London Falling by award-winning journalist and New Yorker staff writer Patrick Radden Keefe. may just change your perspective on what you think you know about your children or country. You may even question the verb tense in the title: London “falling” and feel it should be “fallen.” The subtitle is also suggestive: “A Mysterious Death in a Gilded City and a Family’s Search for Truth.” At the end, mystery and lack of transparency remain, though what Keefe does uncover about what happened to cause the real-life death of a 19-year-old boy in London in 2019 may likely cause YOU to reassess what you think about what you can ever know about the dark side of children or the magnitude of corruption and compliant politics where you live.
A prologue opens the book: It’s 2:23 a.m. on November 20, 2019. A figure is shown pacing a balcony, then plunging off the fifth-floor of a luxury apartment building. A camera across the river, belonging to MI 6, no less, the UK’s foreign intelligence service, captures the image and also shows that it was the sole figure on the balcony. What the camera does not show but what emerges in subsequent inquiries is that the figure may have been alone on the balcony, but had not been alone in the apartment.
The body turned up in the Thames (about 30 bodies a year do, notes Keefe). It was of 19 year-old Zac Brettler, although in the wider world outside his home, he passed himself off successfully as Zac Ismailov, a Russian-born son of an oligarch, about to inherit millions. That put him in league with older, savvy, but dangerous grifters with whom he established a personal and professional relationship. His shadow life was totally unknown to his parents, Rachelle and Matthew Brettler, a comfortable, upper middle-class couple well known in London’s tight knit Jewish community. Rachelle was the daughter of a prominent rabbi and Matthew is regarded for his sharp, analytical intelligence. The Brettlers have another son, Joe, who also had no knowledge of what his younger brother was up to, though for sure the family did see that in the last two years Zac had grown distant, secretive and even more obsessed with big money and what it could buy.

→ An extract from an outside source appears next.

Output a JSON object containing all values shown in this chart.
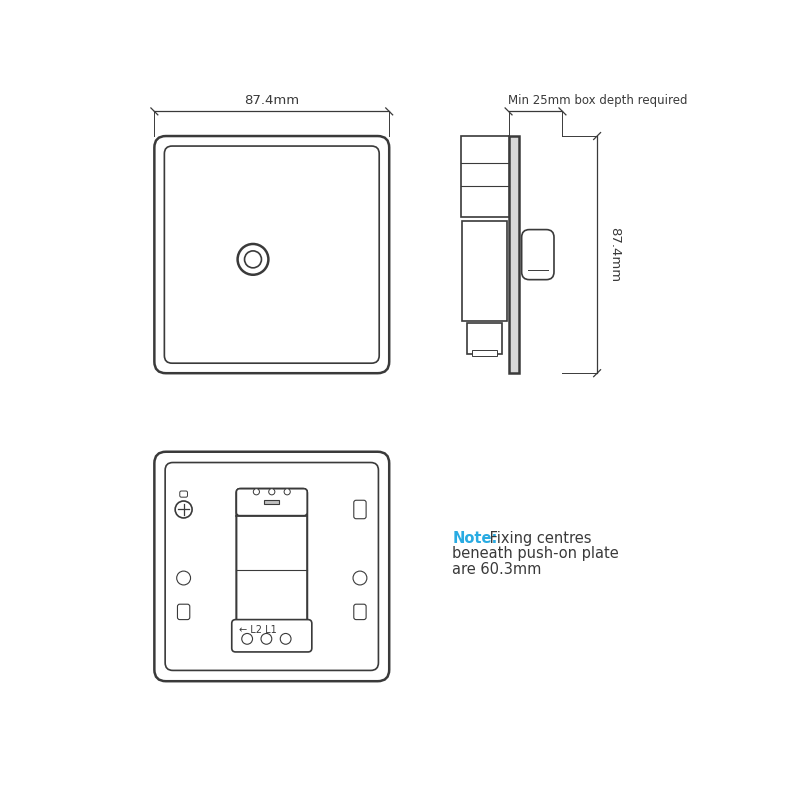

The Brettlers were, understandably, stunned by Zac’s death and after repetitive tries to get the police to do a thorough investigation, they concluded they were given a runaround. The police, in turn, said their inquiries were the best they could do. They needed hard evidence, persuasive details that Zac may have been murdered, arguments that would stand up in court. Time goes by and then, by chance one day, the Brettlers are introduced to the author as he was working on the set of a film being made from one of his books. He was intrigued by the Brettlers’ story and moved by their predicament. He wound up writing a piece about it for The New Yorker in February 2024, breaking the Brettlers’ hitherto preference for privacy.
Working with new contacts he manages to uncover telling connections Zach had with vicious international cartels.
London Falling chronicles a parent’s worst nightmare: what do we really know about what our kids are doing? And every citizen’s fear that institutions entrusted to do justice and prevent violence cannot or do not do so. What do we really know about our democracy where money corrupts and big money corrupts big time, as it seems to have done in England in the 1990s, with the fall of the Soviet Union and the influx of well connected, well heeled immigrant criminals? Of ghost mansions owned by untraceable corporations, or of off shore banking and the legion of murderers, drug kings, thieves who sustain them? It is Keefe’s dramatic, suspenseful, meticulously documented, often verbatim account of these two fearful themes that gives London Falling its fascinating drive and disturbing authenticity.